I rarely use the fingertip technique. Take a tiny drop on your finger and the first thing you do is put a puddle on the wood, right? Then you try to spread it as thinly and evenly as possible; invariably, I end up with a streak here, a drip there, or I keep going until it gets too tacky and I leave a fingerprint. I prefer to use a 3" square of non-absorbent, lint free cloth (T-shirt works) stretched tightly around my index finger. I dip it in the oil and wipe it on as thinly and quickly as possible. I've also used brown paper towel like you find in a public restroom, not the super absorbant kitchen type. My grandaughter gave me a package of gun cleaning squares as a stocking stuffer this Christmas; they work well,too.

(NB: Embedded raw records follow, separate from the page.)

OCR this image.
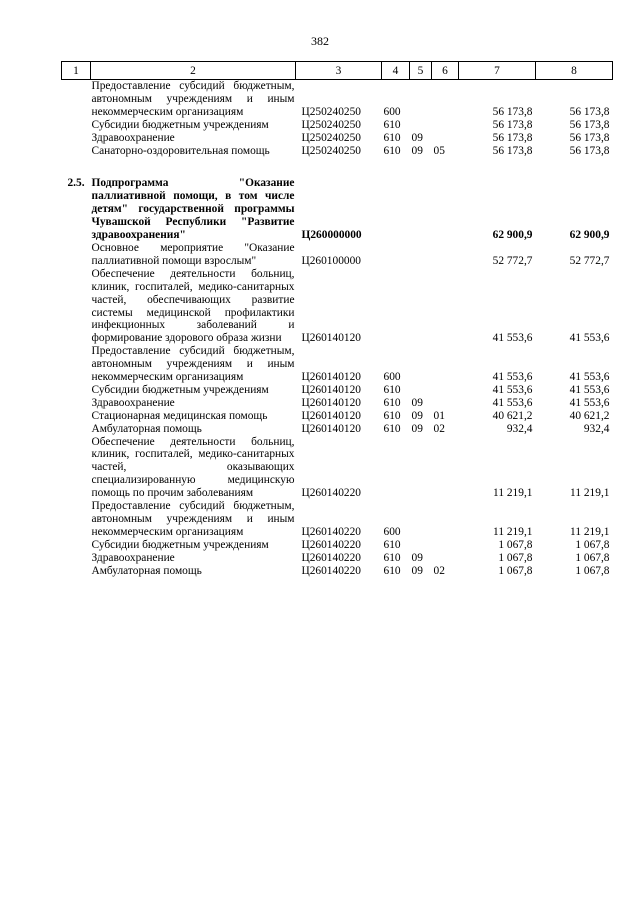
382
1	2	3	4	5	6	7	8
	Предоставление субсидий бюджетным, автономным учреждениям и иным некоммерческим организациям	Ц250240250	600			56 173,8	56 173,8
	Субсидии бюджетным учреждениям	Ц250240250	610			56 173,8	56 173,8
	Здравоохранение	Ц250240250	610	09		56 173,8	56 173,8
	Санаторно-оздоровительная помощь	Ц250240250	610	09	05	56 173,8	56 173,8

2.5.	Подпрограмма "Оказание паллиативной помощи, в том числе детям" государственной программы Чувашской Республики "Развитие здравоохранения"	Ц260000000				62 900,9	62 900,9
	Основное мероприятие "Оказание паллиативной помощи взрослым"	Ц260100000				52 772,7	52 772,7
	Обеспечение деятельности больниц, клиник, госпиталей, медико-санитарных частей, обеспечивающих развитие системы медицинской профилактики инфекционных заболеваний и формирование здорового образа жизни	Ц260140120				41 553,6	41 553,6
	Предоставление субсидий бюджетным, автономным учреждениям и иным некоммерческим организациям	Ц260140120	600			41 553,6	41 553,6
	Субсидии бюджетным учреждениям	Ц260140120	610			41 553,6	41 553,6
	Здравоохранение	Ц260140120	610	09		41 553,6	41 553,6
	Стационарная медицинская помощь	Ц260140120	610	09	01	40 621,2	40 621,2
	Амбулаторная помощь	Ц260140120	610	09	02	932,4	932,4
	Обеспечение деятельности больниц, клиник, госпиталей, медико-санитарных частей, оказывающих специализированную медицинскую помощь по прочим заболеваниям	Ц260140220				11 219,1	11 219,1
	Предоставление субсидий бюджетным, автономным учреждениям и иным некоммерческим организациям	Ц260140220	600			11 219,1	11 219,1
	Субсидии бюджетным учреждениям	Ц260140220	610			1 067,8	1 067,8
	Здравоохранение	Ц260140220	610	09		1 067,8	1 067,8
	Амбулаторная помощь	Ц260140220	610	09	02	1 067,8	1 067,8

This brings up a characteristic of finishes I refer to as "tack time." How thinly and how long can you spread it around before it starts to get tacky? In this regard, boiled linseed oil rates A+, right up there with motor oil....cures about as fast, too. Tru-oil has pretty good tack-time. Unfortunately, Waterlox comes up a bit short in this department. But I can get around it by using a cloth dampened with the finish as an applicator and working as fast as posssible. I'd say, working on just the butt stock, it takes me about 90 seconds to apply one coat. Fortunately, even though it tacks quickly and I can see tiny streaks when I'm done, it does tend to level itself substantially in the next 20 minutes or so. The next night, I apply another. Maybe a third microscopically thin coat and I'll be able to feel some slight imperfections in the finish, maybe a dust particle or two.

About every fourth coat, I use 4-0 steel wool dampened with the oil for a LIGHT rub down, wipe it off with a dry cloth and immediately apply the first coat of another 3-coat series. Somewhere around 30 coats and I'll be done. I'll give it a final 4-0 rub out, possibly also with rottenstone, and do a last, final wipe with 50/50 oil/mineral spirits.

With Tru-oil and other linseed-based products, I've moved too quickly and built up coats over others that weren't fully cured. I've had finished stocks sit for 2 months before checkering them, only to smell linseed oil when I make the first cut. I've never experienced cut-through when rubbing out Waterlox or found sub-surface, uncured finish when checkering.